El primer recuerdo que tengo de ver un partido de fútbol es de 1983: El histórico 12 a 1 de España a Malta. No recuerdo el partido en sí (apenas tenía cinco años), pero sí la llamada diaria de mi madre desde la oficina:
"¿Cómo van?" "Cinco a uno" (respondí yo)
"Buah, qué poco, vaya mantas" "¿Poco? ¡Si les estamos dando una paliza!"; Yo desconocia que la selección necesitaba once goles de diferencia para adelantar a -precisamente- Holanda en la clasificación y poder jugar la Eurocopa del año siguiente, y de hecho creo que no lo supe ni entendí hasta varios años después; curioso que hasta mi madre supiera más que yo de fútbol por aquel entonces...
Pero se cumplió el objetivo, y en la Eurocopa de 1984 llegamos a la final. Aquí se comenzaron a forjar, supongo, mis traumas futboleros. Tampoco recuerdo el partido, pero sí que, tras el segundo gol de Francia, se me quedó grabada la pesimista frase de mi padre:
"¿Dos goles a Francia? Esto ya no lo remontamos."; en medio de la ingenuidad y el optimismo infantil, una sentencia paterna como esa sentaba cátedra, y efectivamente mi padre lo sabía porque acertó.
El primer mundial que recuerdo es el de México 86. No olvido mi primera indignación arbitral: el golazo de Míchel a Brasil que no vio el árbitro. Ni la primera eliminatoria de cuartos frustrada, ante Bélgica en los penaltis, hasta las tres de la mañana con mi padre delante de la tele.
A partí de ahí vendría, una y otra vez, la repetición de la misma historia: Toca perder. En cuartos o en octavos. En aquellos años desprovistos de dramas personales serios, una de las pocas frustraciones eran esas derrotas futboleras. En Italia 90 contra Yugoslavia en octavos. En EEUU 94 contra Italia en cuartos, partido especialmente dramático... Siempre pasaba lo mismo, era imposible, aun jugando mejor que el rival. Una frustración tras otra. No es de extrañar que, tras conocer el fútbol con la selección, me sintiese luego identificado con el Atleti a nivel de clubes.

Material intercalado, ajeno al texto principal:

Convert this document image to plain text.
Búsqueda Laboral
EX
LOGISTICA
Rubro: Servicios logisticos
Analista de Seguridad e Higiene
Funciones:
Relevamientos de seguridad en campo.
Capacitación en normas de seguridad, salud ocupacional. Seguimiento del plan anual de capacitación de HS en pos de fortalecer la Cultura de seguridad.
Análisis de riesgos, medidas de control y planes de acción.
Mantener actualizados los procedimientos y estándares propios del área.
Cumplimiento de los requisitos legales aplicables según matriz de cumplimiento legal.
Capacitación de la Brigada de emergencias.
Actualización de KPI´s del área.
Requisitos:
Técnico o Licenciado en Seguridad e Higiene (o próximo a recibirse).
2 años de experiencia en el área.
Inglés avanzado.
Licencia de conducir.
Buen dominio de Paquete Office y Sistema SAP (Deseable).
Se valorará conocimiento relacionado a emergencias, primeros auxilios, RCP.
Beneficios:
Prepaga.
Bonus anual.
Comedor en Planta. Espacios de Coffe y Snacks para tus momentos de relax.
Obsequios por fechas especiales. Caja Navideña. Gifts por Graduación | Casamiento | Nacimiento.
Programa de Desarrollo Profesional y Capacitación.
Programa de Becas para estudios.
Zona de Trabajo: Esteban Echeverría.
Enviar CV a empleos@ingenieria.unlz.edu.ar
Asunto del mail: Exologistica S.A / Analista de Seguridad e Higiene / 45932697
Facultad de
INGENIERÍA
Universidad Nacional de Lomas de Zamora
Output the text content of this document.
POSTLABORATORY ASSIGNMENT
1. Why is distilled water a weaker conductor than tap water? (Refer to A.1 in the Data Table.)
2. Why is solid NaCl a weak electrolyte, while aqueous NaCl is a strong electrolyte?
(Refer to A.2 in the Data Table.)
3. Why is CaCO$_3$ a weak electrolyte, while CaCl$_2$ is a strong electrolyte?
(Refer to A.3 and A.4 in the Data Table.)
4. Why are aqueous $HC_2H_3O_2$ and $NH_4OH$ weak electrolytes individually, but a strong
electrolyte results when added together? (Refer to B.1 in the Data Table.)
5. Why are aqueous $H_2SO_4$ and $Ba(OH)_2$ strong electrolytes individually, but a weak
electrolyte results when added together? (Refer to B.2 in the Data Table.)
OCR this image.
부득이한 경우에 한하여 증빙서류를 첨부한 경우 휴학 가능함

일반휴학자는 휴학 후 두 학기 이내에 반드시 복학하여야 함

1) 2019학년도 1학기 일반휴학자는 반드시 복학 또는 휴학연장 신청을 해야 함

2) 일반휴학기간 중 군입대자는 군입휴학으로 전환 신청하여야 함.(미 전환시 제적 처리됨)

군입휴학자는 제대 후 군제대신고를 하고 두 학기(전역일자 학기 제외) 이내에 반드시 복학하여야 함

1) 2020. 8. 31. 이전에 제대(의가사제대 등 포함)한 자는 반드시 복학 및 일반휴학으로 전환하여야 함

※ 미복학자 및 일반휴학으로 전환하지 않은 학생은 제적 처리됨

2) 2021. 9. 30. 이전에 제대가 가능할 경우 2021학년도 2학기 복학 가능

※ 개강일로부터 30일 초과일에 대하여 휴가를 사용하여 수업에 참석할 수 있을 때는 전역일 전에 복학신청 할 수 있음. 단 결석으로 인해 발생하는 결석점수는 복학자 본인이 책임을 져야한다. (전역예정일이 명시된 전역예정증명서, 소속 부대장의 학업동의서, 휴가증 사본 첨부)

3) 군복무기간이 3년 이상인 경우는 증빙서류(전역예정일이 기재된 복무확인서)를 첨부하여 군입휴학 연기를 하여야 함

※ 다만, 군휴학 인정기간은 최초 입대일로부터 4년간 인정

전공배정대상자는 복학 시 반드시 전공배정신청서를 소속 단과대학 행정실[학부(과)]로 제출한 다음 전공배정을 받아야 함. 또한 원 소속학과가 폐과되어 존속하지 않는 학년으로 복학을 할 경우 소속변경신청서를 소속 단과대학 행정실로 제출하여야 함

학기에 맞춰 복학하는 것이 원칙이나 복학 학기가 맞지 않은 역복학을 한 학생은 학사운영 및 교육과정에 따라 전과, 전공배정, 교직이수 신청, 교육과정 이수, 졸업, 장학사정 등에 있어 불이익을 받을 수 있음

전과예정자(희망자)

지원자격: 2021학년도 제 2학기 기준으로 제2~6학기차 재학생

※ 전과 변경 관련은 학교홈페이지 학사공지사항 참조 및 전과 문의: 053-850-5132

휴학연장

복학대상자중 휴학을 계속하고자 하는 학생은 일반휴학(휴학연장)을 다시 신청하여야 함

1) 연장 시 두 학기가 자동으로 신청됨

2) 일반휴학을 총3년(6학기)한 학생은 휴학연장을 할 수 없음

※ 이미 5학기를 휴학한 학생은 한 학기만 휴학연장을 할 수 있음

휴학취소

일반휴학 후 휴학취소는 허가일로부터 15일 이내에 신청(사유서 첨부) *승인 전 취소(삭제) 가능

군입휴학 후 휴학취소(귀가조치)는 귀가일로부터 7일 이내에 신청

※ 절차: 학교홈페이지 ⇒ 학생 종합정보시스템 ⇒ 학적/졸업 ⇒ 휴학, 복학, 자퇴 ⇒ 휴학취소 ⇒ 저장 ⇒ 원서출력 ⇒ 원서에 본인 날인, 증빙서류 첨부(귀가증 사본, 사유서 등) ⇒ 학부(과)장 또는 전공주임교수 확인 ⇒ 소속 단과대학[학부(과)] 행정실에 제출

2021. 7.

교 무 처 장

La tensísima eliminación frente a Inglaterra en la Eurocopa de 1996, el robo arbitral contra Corea en el Mundial de 2002...
En el mundial de 2006 ya había pasado el punto de inflexión de mi interés (decreciente) hacia el fútbol: La eliminación ante Francia me la perdí: estaba con Iván por Ordesa, y nos enteramos del resultado al preguntárselo precisamente a un francés muy cerca de la frontera entre ambos países, a la altura de la Brecha de Rolando. La vida ya no podía ser tan ingenua, y la importancia relativa del fútbol y sus sinsabores medraba. Además, la montaña ya me aportaba muchísimo más.
Sin embargo, la Eurocopa de 2008 llegó justo a tiempo, al límite. Era quizá la última vez que podía disfrutar de un evento futbolero de la selección sin entenderlo como una evasión de los problemas mayores, sino por su propio interés. Y, más que la final contra Alemania, el partido que me sentó como la psicoterapia, como el fin del trauma de las viejas eliminaciones, fue el de cuartos contra Italia. Aún reconocía en mí al chaval tantas veces antes derrotado, sintiendo que por primera vez ocurría lo imposible: El que botaba como un loco en la cama con el último penalti de Fábregas era el mismo de México 86, o Italia 90, EEUU 94, o la eurocopa del 96: se acababa de cumplir lo que había esperado en aquellas ocasiones anteriores.
Pero este mundial de Sudáfrica 2010 que tantísima alegría ha aportado a todo el mundo (y con razón) ya ha llegado demasiado tarde para aquel chaval que fui. El que soy ahora también se ha alegrado, sobre todo, del épico partido contra Holanda en la final. Pero no he reconocido en mí al mismo que, en la misma habitación, también junto a su padre, se quedó hasta las tres de la mañana 24 años antes viendo la eliminación ante Bélgica. No sé qué parte de culpa tengo, o si es inevitable que la vida te cambie hasta no reconocerte. Ahora era la victoria de la distracción, de no pensar en los verdaderos problemas, de sentir una vaga felicidad por unos minutos; Y se ha agradecido. Pero aquel chaval ingenuo, definitivamente, nunca vio ganar un mundial.